Still 8 Days: No “Historic Object” Nomination

A few weeks ago, Mayor John Street said he wanted to designate The Gross Clinic as an “historic object” using an untested and controversial ordinance.  Today, we hear that the City has withdrawn that nomination, days before a debate scheduled at The Philadelphia Historical Commission.

What could this mean? 

Could designation have required the painting to remain at Jefferson– making a move to another venue in Philadelphia downright illegal?  Could it be that this announcement foreshadows another announcement that the painting is headed up the steps at Fairmount?

Or, are city lawyers worried that the same legal tactic might be used by, say, Lower Merion to prevent the art works of the Barnes Foundation from crossing City Avenue?

Explore posts in the same categories: Eakins Countdown

One Comment on “Still 8 Days: No “Historic Object” Nomination”

  1. My solution would borrow from the efforts to protect open space from development.
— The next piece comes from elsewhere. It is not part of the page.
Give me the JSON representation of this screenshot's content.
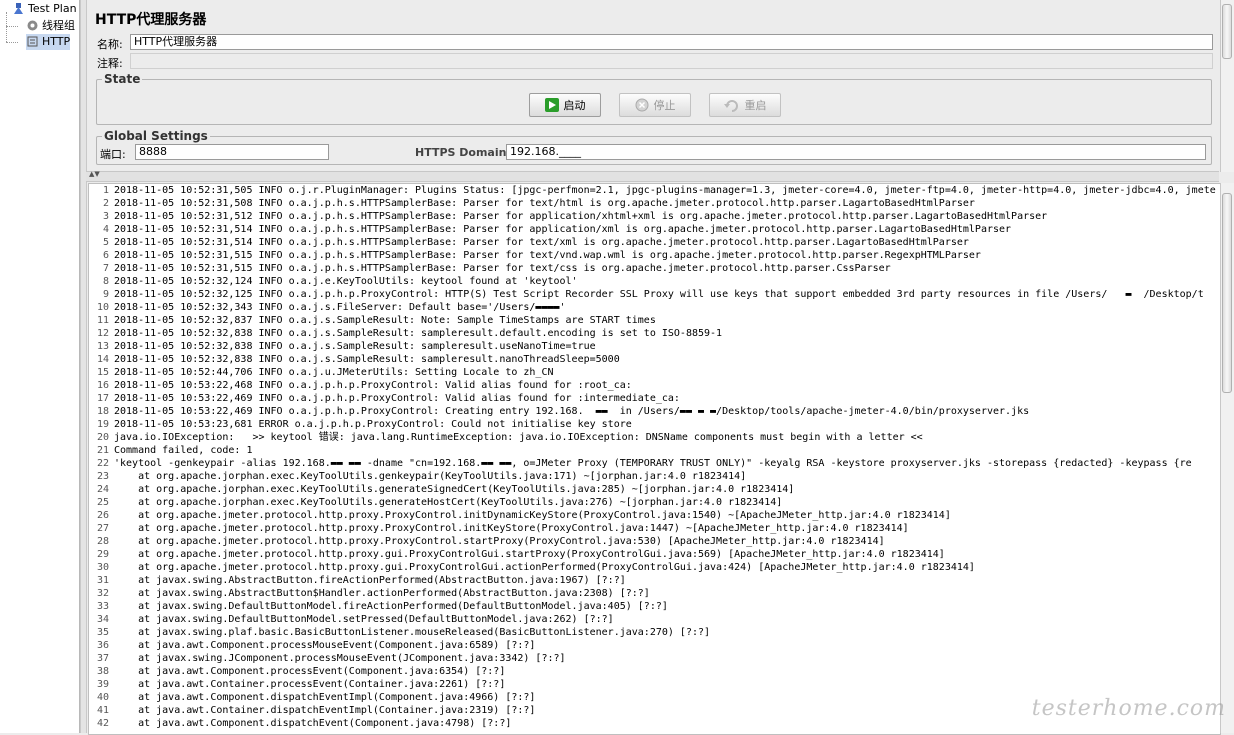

I would suggest buying the first right of sale for any art work that might be sold in the future with the terms of having the appropriate time to raise funds for such a purchase. All important art will continue to increase in value and if the trend continues some art may cost hundreds of millions in the next ten years.

    Non Profits have laws of governance that are controlled by the State and are different than private individuals. Their directors must meet the interests of their mission as well as the public trust granted them as a tax exempt organization. Schools such as Jefferson receive charitable contributions that allow them to raise funds from many sources. Those contributors get tax breaks on those gifts. The public does have an interest in what is under their stewardship.

    Each State should create a fund to protect it’s cultural heritage. This could include an increase in the funds for purchase of art directly as well as a cultural patrimony rights act that would stop the sudden raiding of art from vulnerable institutions. Valuable art should be treated with the same controls as financial paper (stocks and bonds).